2. Ильин И.А. О русской идее / И.А. Ильин // О русском национализме. Сборник статей. – М.: Российский Фонд Культуры, 2007. С. 110.
3. Ильин И.А. О русской идее / И.А. Ильин // О русском национализме. Сборник статей. – М.: Российский Фонд Культуры, 2007. С. 111-121.
4. Ильин И.А. О русской идее / И.А. Ильин // О русском национализме. Сборник статей. – М.: Российский Фонд Культуры, 2007. С. 112.
5. Ильин И.А. О русской идее / И.А. Ильин // О русском национализме. Сборник статей. – М.: Российский Фонд Культуры, 2007. С. 110-113.
6. Ильин И.А. Почему мы верим в Россию / И.А. Ильин // О русском национализме. Сборник статей. – М.: Российский Фонд Культуры, 2007. С. 17.

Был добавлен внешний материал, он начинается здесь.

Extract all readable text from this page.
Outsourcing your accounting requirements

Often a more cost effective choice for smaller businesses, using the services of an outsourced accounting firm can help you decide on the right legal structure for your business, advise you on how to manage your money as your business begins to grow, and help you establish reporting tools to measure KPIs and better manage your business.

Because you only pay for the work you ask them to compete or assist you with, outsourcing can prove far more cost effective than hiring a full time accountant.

7. Замалеев А.Ф. «Его имя было синонимом философа» (Петр Семенович Авсенев) / П.С. Авсенев // Из записок по психологии. – СПб.: Тропа Троянова, 2008. С. 10.
8. Бердяев Н.А. Русская идея / Н.А. Бердяев // Самопознание: Сочинения. – М.: Эксмо, 2008. С. 14.
9. Нагина К.А. «Метель-страсть» и «метель-судьба» в русской литературе XIX столетия / К.А. Нагина // Вестник Удмуртского университета. – 2010. - Вып. 4. С. 12 – 20.
10. Ильин И.А. Почему мы верим в Россию / И.А. Ильин // О русском национализме. Сборник статей. – М.: Российский Фонд Культуры, 2007. С. 16.
11. Ильин И.А. О русской идее / И.А. Ильин // О русском национализме. Сборник статей. – М.: Российский Фонд Культуры, 2007. С. 113.
12. Ильин И.А. О русской идее / И.А. Ильин // О русском национализме. Сборник статей. – М.: Российский Фонд Культуры, 2007. С. 112 – 115.
13. Ильин И.А. Почему мы верим в Россию / И.А. Ильин // О русском национализме. Сборник статей. – М.: Российский Фонд Культуры, 2007. С. 14.
14. Чаадаев П.Я. Апология сумасшедшего (http://www.vehi.net/chaadaev/apologiya.html от 31.01.2014).
15. Бердяев Н.А. Русская идея / Н.А. Бердяев // Самопознание: Сочинения. – М.: Эксмо, 2008. С. 13.